Гомер замялся, колеблясь. Делиться сокровенным с человеком, которого он не знал и двух суток, было странно. Этого он не доверял даже Елене – и та думала, что на стене в их каморке висит обычный городской пейзаж. Да и сможет ли девчонка, которая всю свою жизнь провела в подземелье, вообще понять то, что он ей расскажет?
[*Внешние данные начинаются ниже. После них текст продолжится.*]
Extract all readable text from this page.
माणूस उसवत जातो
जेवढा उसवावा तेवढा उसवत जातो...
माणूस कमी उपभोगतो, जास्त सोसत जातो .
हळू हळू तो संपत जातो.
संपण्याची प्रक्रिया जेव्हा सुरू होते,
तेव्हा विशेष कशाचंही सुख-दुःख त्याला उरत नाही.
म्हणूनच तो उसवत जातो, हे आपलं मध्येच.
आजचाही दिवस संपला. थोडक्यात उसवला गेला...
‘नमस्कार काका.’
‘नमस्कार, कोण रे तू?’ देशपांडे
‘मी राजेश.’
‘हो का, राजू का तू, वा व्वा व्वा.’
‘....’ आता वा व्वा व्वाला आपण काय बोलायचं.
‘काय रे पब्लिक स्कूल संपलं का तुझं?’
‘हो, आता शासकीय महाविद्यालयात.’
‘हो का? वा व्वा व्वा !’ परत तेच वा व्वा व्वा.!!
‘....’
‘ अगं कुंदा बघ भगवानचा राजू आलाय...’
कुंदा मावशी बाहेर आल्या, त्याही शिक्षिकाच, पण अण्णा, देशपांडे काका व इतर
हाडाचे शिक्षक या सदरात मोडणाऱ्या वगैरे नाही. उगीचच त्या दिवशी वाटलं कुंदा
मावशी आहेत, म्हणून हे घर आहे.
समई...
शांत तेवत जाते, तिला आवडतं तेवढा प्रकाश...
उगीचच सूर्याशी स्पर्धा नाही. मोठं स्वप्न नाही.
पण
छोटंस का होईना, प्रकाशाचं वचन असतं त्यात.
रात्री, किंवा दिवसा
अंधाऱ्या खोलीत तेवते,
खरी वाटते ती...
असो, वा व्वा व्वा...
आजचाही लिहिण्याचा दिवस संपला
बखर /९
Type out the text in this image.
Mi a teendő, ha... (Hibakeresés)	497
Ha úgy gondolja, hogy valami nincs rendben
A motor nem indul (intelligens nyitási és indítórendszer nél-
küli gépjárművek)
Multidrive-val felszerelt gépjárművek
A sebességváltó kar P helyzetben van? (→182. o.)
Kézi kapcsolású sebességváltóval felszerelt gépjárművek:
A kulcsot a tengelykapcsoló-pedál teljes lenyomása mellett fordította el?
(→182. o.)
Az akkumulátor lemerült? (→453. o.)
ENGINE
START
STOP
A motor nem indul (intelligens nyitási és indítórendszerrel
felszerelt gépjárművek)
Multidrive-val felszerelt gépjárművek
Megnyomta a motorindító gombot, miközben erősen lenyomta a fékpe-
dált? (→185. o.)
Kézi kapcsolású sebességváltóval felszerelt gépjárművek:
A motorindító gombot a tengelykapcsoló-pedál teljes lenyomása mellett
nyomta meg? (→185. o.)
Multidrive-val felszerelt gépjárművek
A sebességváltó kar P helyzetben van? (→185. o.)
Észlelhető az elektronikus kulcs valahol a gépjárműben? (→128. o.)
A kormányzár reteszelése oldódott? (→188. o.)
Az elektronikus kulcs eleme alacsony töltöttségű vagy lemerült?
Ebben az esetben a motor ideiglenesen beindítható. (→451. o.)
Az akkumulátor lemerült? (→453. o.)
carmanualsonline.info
– Летний дождь, – решился он.
– Что тут красивого? – Она забавно поморщилась.
– А ты когда-нибудь видела дождь?
– Нет. – Девчонка мотнула головой. – Отец запрещал выходить наружу. Я все равно вылезала раза два, но мне там было плохо. Страшно, когда вокруг нет стен. Дождь – это когда вода сверху льется, – уточнила она на всякий случай.
Но Гомер уже не слышал ее. Для него вдруг снова настал тот далекий день; словно медиум, одолживший свое тело вызванному духу, он уставился в пустоту и говорил, говорил…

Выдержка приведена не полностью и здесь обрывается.